Looking through my old pictures, searching for the sad little snaps of Medela bottles with one ounce of milk in them that I knew were there (why did my earlier, sleep-deprived self take these? Torture perhaps? I actually think I just sent them to my husband with frazzled / crying emoji faces) I came across instead many, many pictures of my little girls in various states of baby and toddlerhood. These pictures a) made me nearly weep and b) made me laugh (hormones) as in many of them, the background was filled with various instruments of torture, all designed to extract every last drop of milk from my body. In the background, behind ten-month-old Isadora’s cheeky little face, there’s the hospital grade pump I had pinned all my hopes on, hiring after I – and many others before me – Googled something irrational and slightly unhinged after looking in the freezer and realising there were only a few bags of frozen milk left. Everyone on Mumsnet / BabyCentre/ LaLache League raved about the Hospital Grade pump. It was going to change my life (if this is where you’re at now, I have to tell you it didn’t. It didn’t hinder it either though).
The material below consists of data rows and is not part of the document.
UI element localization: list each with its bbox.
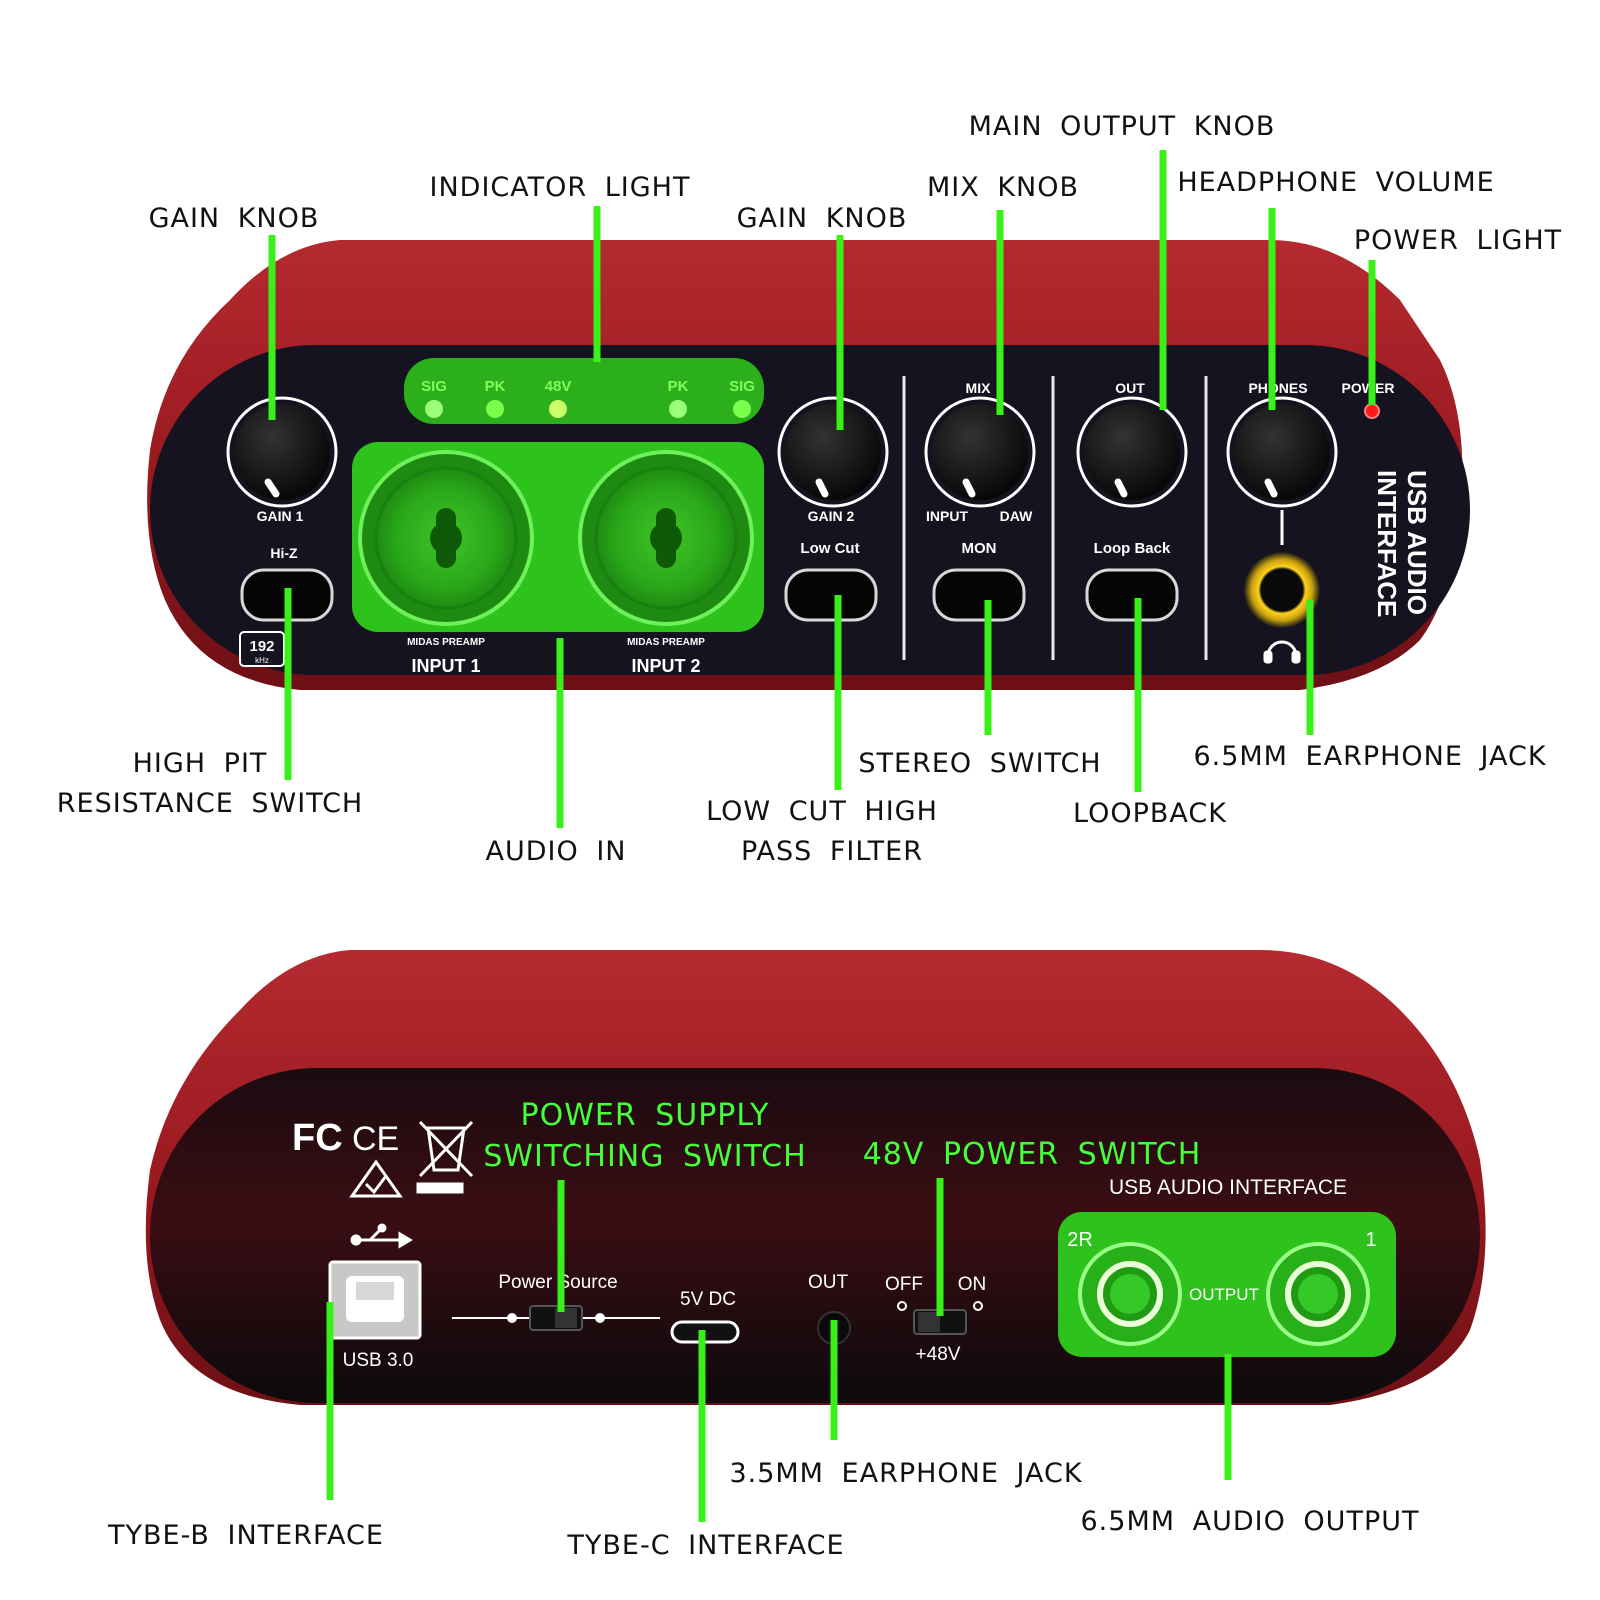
callout-main-output-knob: MAIN OUTPUT KNOB xyxy=(969,111,1276,142)
callout-stereo-switch: STEREO SWITCH xyxy=(858,748,1101,779)
phantom-dot-off xyxy=(897,1301,907,1311)
mix-input-label: INPUT xyxy=(926,508,968,524)
out-1-label: 1 xyxy=(1365,1229,1376,1251)
headphone-volume-knob[interactable] xyxy=(1226,396,1338,508)
callout-power-supply-line1: POWER SUPPLY xyxy=(521,1098,770,1133)
power-source-toggle xyxy=(555,1308,577,1328)
gain-2-knob[interactable] xyxy=(777,396,889,508)
led-label-sig-1: SIG xyxy=(421,378,447,395)
led-sig-2 xyxy=(733,400,751,418)
front-leader-lines xyxy=(268,150,1376,828)
preamp-label-1: MIDAS PREAMP xyxy=(407,637,485,648)
combo-input-2[interactable] xyxy=(578,450,754,626)
phantom-toggle xyxy=(918,1312,940,1332)
callout-low-cut-line1: LOW CUT HIGH xyxy=(706,796,938,827)
front-device: SIG PK 48V PK SIG MIDAS PREAMP MIDAS PRE… xyxy=(147,240,1470,690)
preamp-label-2: MIDAS PREAMP xyxy=(627,637,705,648)
earphone-jack-65[interactable] xyxy=(1244,552,1320,628)
callout-48v-power-switch: 48V POWER SWITCH xyxy=(863,1137,1202,1172)
mon-label: MON xyxy=(962,540,997,557)
callout-high-pit-line2: RESISTANCE SWITCH xyxy=(57,788,363,819)
gain-2-label: GAIN 2 xyxy=(808,508,855,524)
on-label: ON xyxy=(958,1274,987,1295)
led-pk-2 xyxy=(669,400,687,418)
callout-loopback: LOOPBACK xyxy=(1073,798,1227,829)
input-2-label: INPUT 2 xyxy=(631,656,700,676)
phantom-label: +48V xyxy=(916,1344,961,1365)
led-label-48v: 48V xyxy=(545,378,572,395)
indicator-leds: SIG PK 48V PK SIG xyxy=(421,378,755,418)
led-sig-1 xyxy=(425,400,443,418)
led-label-sig-2: SIG xyxy=(729,378,755,395)
out-label: OUT xyxy=(1115,380,1145,396)
off-label: OFF xyxy=(885,1274,923,1295)
indicator-led-strip xyxy=(404,358,764,424)
callout-headphone-volume: HEADPHONE VOLUME xyxy=(1177,167,1494,198)
usb-type-label: USB 3.0 xyxy=(343,1350,414,1371)
loopback-label: Loop Back xyxy=(1094,540,1171,557)
callout-audio-output-65: 6.5MM AUDIO OUTPUT xyxy=(1081,1506,1420,1537)
out-2r-label: 2R xyxy=(1067,1229,1093,1251)
callout-audio-in: AUDIO IN xyxy=(486,836,627,867)
badge-192: 192 xyxy=(249,638,274,655)
lowcut-switch[interactable] xyxy=(784,568,878,622)
rear-interface-title: USB AUDIO INTERFACE xyxy=(1109,1176,1347,1199)
callout-power-supply-line2: SWITCHING SWITCH xyxy=(483,1139,806,1174)
sample-rate-badge xyxy=(239,631,285,667)
callout-gain-knob-1: GAIN KNOB xyxy=(149,203,320,234)
usb-b-port[interactable] xyxy=(328,1260,422,1340)
led-pk-1 xyxy=(486,400,504,418)
callout-tybe-b: TYBE-B INTERFACE xyxy=(107,1520,384,1551)
callout-tybe-c: TYBE-C INTERFACE xyxy=(566,1530,844,1561)
gain-1-knob[interactable] xyxy=(226,396,338,508)
cert-fcc: FC xyxy=(292,1117,343,1159)
led-label-pk-1: PK xyxy=(485,378,506,395)
callout-high-pit-line1: HIGH PIT xyxy=(133,748,268,779)
hiz-label: Hi-Z xyxy=(270,545,298,561)
input-1-label: INPUT 1 xyxy=(411,656,480,676)
headphone-icon xyxy=(1263,640,1301,664)
callout-mix-knob: MIX KNOB xyxy=(927,172,1079,203)
phones-label: PHONES xyxy=(1248,380,1307,396)
rcm-icon xyxy=(349,1159,403,1198)
callout-indicator-light: INDICATOR LIGHT xyxy=(430,172,691,203)
weee-bin-icon xyxy=(416,1120,474,1194)
out-35-label: OUT xyxy=(808,1272,849,1293)
output-label: OUTPUT xyxy=(1189,1285,1259,1304)
mix-knob[interactable] xyxy=(924,396,1036,508)
mix-daw-label: DAW xyxy=(1000,508,1033,524)
gain-1-label: GAIN 1 xyxy=(257,508,304,524)
callout-power-light: POWER LIGHT xyxy=(1354,225,1562,256)
rear-device: FC CE USB 3.0 Power Source xyxy=(145,950,1486,1405)
rear-callouts: POWER SUPPLY SWITCHING SWITCH 48V POWER … xyxy=(107,1098,1420,1561)
mix-label: MIX xyxy=(966,380,992,396)
main-output-knob[interactable] xyxy=(1076,396,1188,508)
vertical-label-interface: INTERFACE xyxy=(1372,470,1402,617)
vertical-label-usb-audio: USB AUDIO xyxy=(1402,470,1432,615)
led-label-pk-2: PK xyxy=(668,378,689,395)
front-callouts: GAIN KNOB INDICATOR LIGHT GAIN KNOB MIX … xyxy=(57,111,1562,867)
loopback-switch[interactable] xyxy=(1085,568,1179,622)
combo-input-1[interactable] xyxy=(358,450,534,626)
badge-khz: kHz xyxy=(255,656,269,665)
rear-leader-lines xyxy=(326,1178,1232,1522)
led-48v xyxy=(549,400,567,418)
mon-switch[interactable] xyxy=(932,568,1026,622)
audio-output-2r[interactable] xyxy=(1078,1242,1182,1346)
power-led xyxy=(1364,403,1380,419)
lowcut-label: Low Cut xyxy=(800,540,859,557)
callout-earphone-jack-65: 6.5MM EARPHONE JACK xyxy=(1193,741,1546,772)
callout-earphone-jack-35: 3.5MM EARPHONE JACK xyxy=(729,1458,1082,1489)
power-label: POWER xyxy=(1342,380,1395,396)
callout-gain-knob-2: GAIN KNOB xyxy=(737,203,908,234)
phantom-dot-on xyxy=(973,1301,983,1311)
audio-output-1[interactable] xyxy=(1266,1242,1370,1346)
dc-label: 5V DC xyxy=(680,1289,736,1310)
usb-symbol-icon xyxy=(350,1223,413,1249)
power-source-dot-right xyxy=(595,1313,605,1323)
callout-low-cut-line2: PASS FILTER xyxy=(741,836,923,867)
cert-ce: CE xyxy=(352,1120,399,1158)
power-source-dot-left xyxy=(507,1313,517,1323)
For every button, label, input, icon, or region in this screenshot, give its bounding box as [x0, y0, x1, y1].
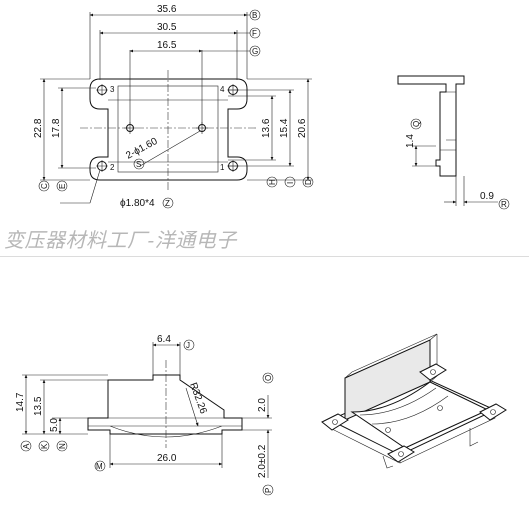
ref-r: R	[501, 200, 507, 209]
side-view: 1.4 Q 0.9 R	[397, 75, 510, 210]
dim-right-upper: 2.0	[257, 398, 268, 412]
front-view: 6.4 J R32.26 14.7 13.5 5.0 A K N 2.0 2.0…	[15, 334, 274, 496]
iso-center-hole	[437, 405, 443, 411]
ref-m: M	[96, 462, 103, 471]
isometric-view	[321, 333, 507, 469]
ref-i: I	[286, 182, 295, 184]
ref-f: F	[252, 29, 257, 38]
dim-overall-height: 14.7	[15, 392, 26, 412]
pin-note: ϕ1.80*4	[120, 198, 155, 209]
top-view-outline	[89, 78, 248, 181]
dim-right-b: 15.4	[279, 118, 290, 138]
dim-right-lower: 2.0±0.2	[257, 444, 268, 478]
ref-s: S	[136, 160, 141, 169]
dim-body-height: 13.5	[33, 396, 44, 416]
ref-c: C	[40, 183, 49, 189]
section-divider	[0, 256, 529, 257]
dim-hole-spacing: 16.5	[157, 40, 177, 51]
pin-number-2: 2	[110, 163, 115, 172]
dim-base-height: 5.0	[49, 418, 60, 432]
dim-top-width: 6.4	[157, 334, 171, 345]
dim-right-c: 20.6	[297, 118, 308, 138]
ref-p: P	[264, 488, 273, 493]
ref-b: B	[252, 11, 257, 20]
ref-k: K	[40, 443, 49, 449]
dim-right-a: 13.6	[261, 118, 272, 138]
ref-z: Z	[165, 199, 170, 208]
watermark-text: 变压器材料工厂-洋通电子	[4, 228, 237, 252]
ref-e: E	[58, 184, 67, 189]
pin-number-1: 1	[220, 163, 225, 172]
top-view: 3 4 2 1 35.6 30.5 16.5 B F G 22.8 17.8 C…	[33, 4, 314, 209]
ref-j: J	[186, 341, 190, 350]
dim-inner-width: 30.5	[157, 22, 177, 33]
ref-q: Q	[412, 121, 421, 127]
dim-overall-width: 35.6	[157, 4, 177, 15]
side-view-outline	[397, 75, 465, 177]
dim-bottom-width: 26.0	[157, 453, 177, 464]
ref-a: A	[22, 443, 31, 449]
ref-g: G	[252, 47, 258, 56]
front-view-outline	[87, 374, 243, 435]
ref-d: D	[304, 179, 313, 185]
iso-corner-tabs	[321, 363, 507, 463]
ref-o: O	[264, 375, 273, 381]
pin-number-4: 4	[220, 85, 225, 94]
pin-number-3: 3	[110, 85, 115, 94]
dim-inner-height: 17.8	[51, 118, 62, 138]
ref-h: H	[268, 179, 277, 185]
dim-thickness: 0.9	[480, 191, 494, 202]
dim-outer-height: 22.8	[33, 118, 44, 138]
dim-gap: 1.4	[405, 134, 416, 148]
ref-n: N	[58, 443, 67, 449]
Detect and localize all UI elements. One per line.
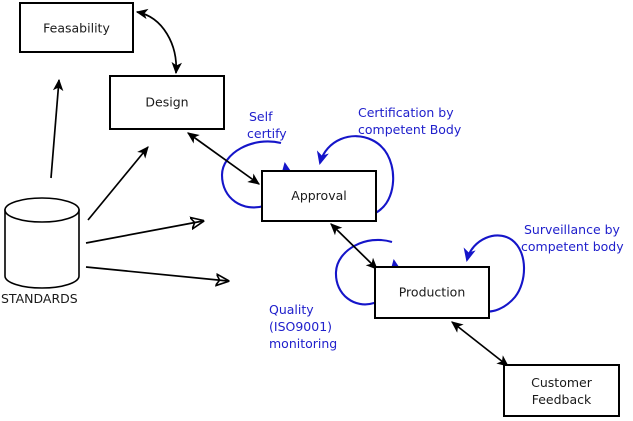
edge-standards-to-approval — [85, 221, 203, 244]
annotation-certification-line2: competent Body — [358, 122, 462, 137]
edge-approval-to-design — [187, 132, 260, 185]
annotation-quality-iso9001-monitoring: Quality (ISO9001) monitoring — [269, 302, 337, 351]
annotation-certification-by-competent-body: Certification by competent Body — [358, 105, 462, 137]
edge-standards-to-design — [87, 146, 149, 221]
edge-production-to-customer-feedback — [451, 321, 509, 367]
node-standards-label: STANDARDS — [1, 291, 78, 306]
annotation-self-certify-line2: certify — [247, 126, 287, 141]
node-feasability-label: Feasability — [43, 21, 110, 36]
node-approval-label: Approval — [291, 188, 346, 203]
edge-approval-to-production — [330, 223, 378, 270]
edge-standards-to-feasability — [50, 78, 64, 179]
node-customer-feedback[interactable]: Customer Feedback — [503, 364, 620, 417]
node-production[interactable]: Production — [374, 266, 490, 319]
annotation-surveillance-by-competent-body: Surveillance by competent body — [521, 222, 624, 254]
annotation-surveillance-line1: Surveillance by — [524, 222, 621, 237]
node-design-label: Design — [145, 95, 188, 110]
node-standards[interactable]: STANDARDS — [1, 197, 80, 306]
node-production-label: Production — [399, 285, 466, 300]
annotation-self-certify-line1: Self — [249, 109, 273, 124]
node-customer-feedback-label-line1: Customer — [531, 375, 593, 390]
node-customer-feedback-label-line2: Feedback — [532, 392, 592, 407]
edge-design-to-feasability — [135, 8, 182, 75]
node-feasability[interactable]: Feasability — [19, 2, 134, 53]
annotation-quality-line3: monitoring — [269, 336, 337, 351]
node-design[interactable]: Design — [109, 75, 225, 130]
edge-surveillance-loop — [463, 234, 526, 313]
annotation-quality-line2: (ISO9001) — [269, 319, 332, 334]
annotation-quality-line1: Quality — [269, 302, 314, 317]
annotation-certification-line1: Certification by — [358, 105, 454, 120]
annotation-surveillance-line2: competent body — [521, 239, 624, 254]
edge-standards-to-production — [85, 266, 228, 281]
annotation-self-certify: Self certify — [247, 109, 287, 141]
node-approval[interactable]: Approval — [261, 170, 377, 222]
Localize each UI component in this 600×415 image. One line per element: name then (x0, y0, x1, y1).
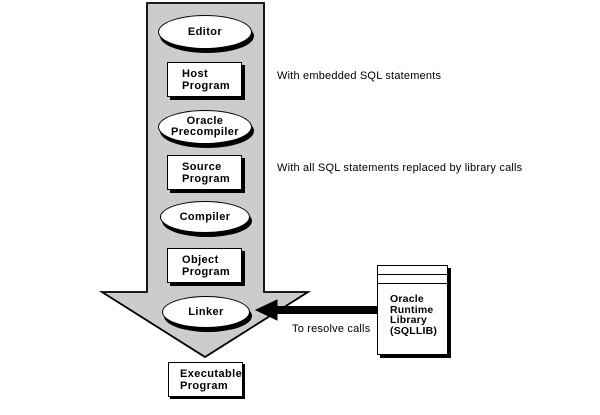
node-host-program-label: Host Program (182, 67, 231, 92)
annotation-to-resolve-calls: To resolve calls (292, 323, 371, 335)
node-source-program: Source Program (167, 155, 242, 190)
node-oracle-precompiler: Oracle Precompiler (158, 110, 252, 144)
node-executable-program-label: Executable Program (180, 367, 243, 392)
library-top-band-1 (378, 266, 447, 275)
node-linker: Linker (162, 296, 250, 328)
annotation-replaced-by-library-calls: With all SQL statements replaced by libr… (277, 162, 523, 174)
node-compiler: Compiler (160, 201, 250, 233)
node-linker-label: Linker (188, 306, 224, 318)
node-executable-program: Executable Program (168, 362, 243, 397)
node-oracle-precompiler-label: Oracle Precompiler (171, 115, 239, 138)
node-host-program: Host Program (167, 62, 242, 97)
node-compiler-label: Compiler (179, 211, 231, 223)
node-runtime-library: Oracle Runtime Library (SQLLIB) (377, 265, 448, 355)
node-editor-label: Editor (187, 26, 223, 38)
node-source-program-label: Source Program (182, 160, 231, 185)
resolve-calls-arrow (254, 299, 378, 321)
node-object-program-label: Object Program (182, 253, 231, 278)
node-object-program: Object Program (167, 248, 242, 283)
node-editor: Editor (158, 15, 252, 49)
library-top-band-2 (378, 275, 447, 284)
annotation-embedded-sql: With embedded SQL statements (277, 70, 442, 82)
node-runtime-library-label: Oracle Runtime Library (SQLLIB) (390, 293, 438, 337)
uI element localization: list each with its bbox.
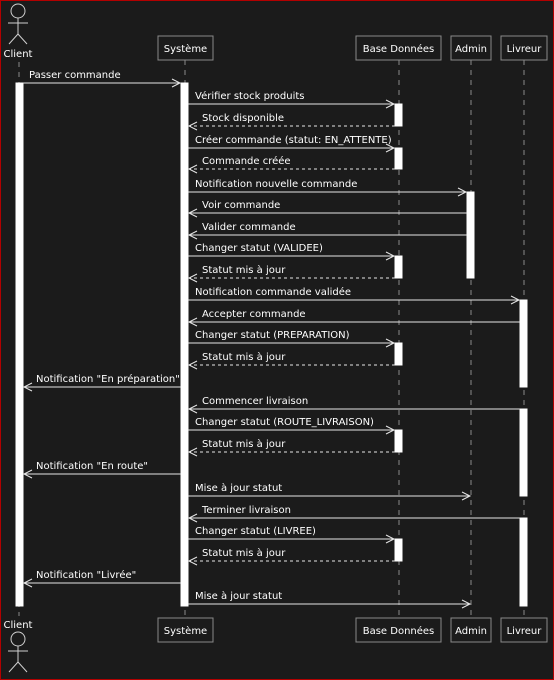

In the background of four-month-old Pearl, you can see the tubes of the double pump I splashed out on second time around. I had visions of pumping hands-free like Kourtney Kardashian; needless to say, I tried this a couple of times and was not a fan of the whole cow vibe. If it works for you, I’m in awe.
There’s a lot that’s terrible about breastfeeding, but the worst part by far – for me – was the pumping. You don’t have to of course, and in all the times I did there was probably only a handful of times, with Pearl, when she needed a bottle and I wasn’t there. It’s a psychological thing though. Every night feed, every single early early early morning, every 11pm feed when you’ve just gone to sleep, was made bearable by the fact I could shoot off for the weekend to sleep in a five star hotel and Pearl would have enough to sustain her. I never did go away, even for the night. I fully work from home now so I’m always around. It’s just the thought that you could which makes it feel more like a choice and something you enjoy and want to do, rather than because your body has made you a prisoner. My husband also diligently gave P a bottle of expressed milk every three days – and would have done more – so she was always fine with taking it. And I was free! Well I was feeding every three hours, and I couldn’t wear dresses for a year. But I could be free! And that made everything OK.
And, in the end, there’s lots and lots I loved about feeding. But . . the pumping.
- The time it takes is the first big negative, made so much harder from your second onwards. Feed on one side, pump on the other – this titbit of advice still makes me come out in a cold sweat. Do normal babies not mind this?? It took so long to get anything, usually four pumping sessions to fill one bottle. It made me despair on many occasions – it takes five minutes to feed a baby into blissful unconsciousness, and forty to get an eighth of this amount bottled. After a year of pumping, I still hadn’t figured out the best time to do it.
- The space. Our poor freezer is dolefully seeing its third reincarnation as a shrine to breast milk in its near future.
- The noise. Oh God the noise. I was doing a couple of shifts at the Telegraph when Dory was very small, and all I remember from this time is pumping in the toilet, brandishing my little freezer bag everywhere I went, with that distinctive nnn nnn nnn ringing in my ears. At another magazine where I was freelancing, I was doing the same and a woman came to find me after. She didn’t want to embarrass me, she said, but she’d know that noise anywhere and had been in this situation many times. If I wanted, she had a key for a private room with comfy sofas I could use whenever. Little things like this mean you keep the faith and keep going another day.
- How obsessed you become with one ounce of milk. And I now realise, stressing and crying about it only mean, of course, you produce less. One of the biggest breakdowns I had when Dory was little was because I knocked over the six ounce bottle I had just defrosted. Whoever said don’t cry over spilt milk was a) a man and b) had never pumped.
I’m aware, of course, many will be rolling their eyes, wondering why I just didn’t give them a bottle. When out in the past, apologising I must get home and feed the baby (I didn’t want the babysitter to break into the precious, precious freezer stash – although, this was what it was actually for) some commented they were glad they weren’t so precious with how they fed their baby. Really, it’s a debate that shouldn’t exist – feed your baby however you want (milk’s a good idea though). It’s just what I wanted to do because it felt right for me. And if there’s one thing I’m good at, it’s making life harder than it needs to be.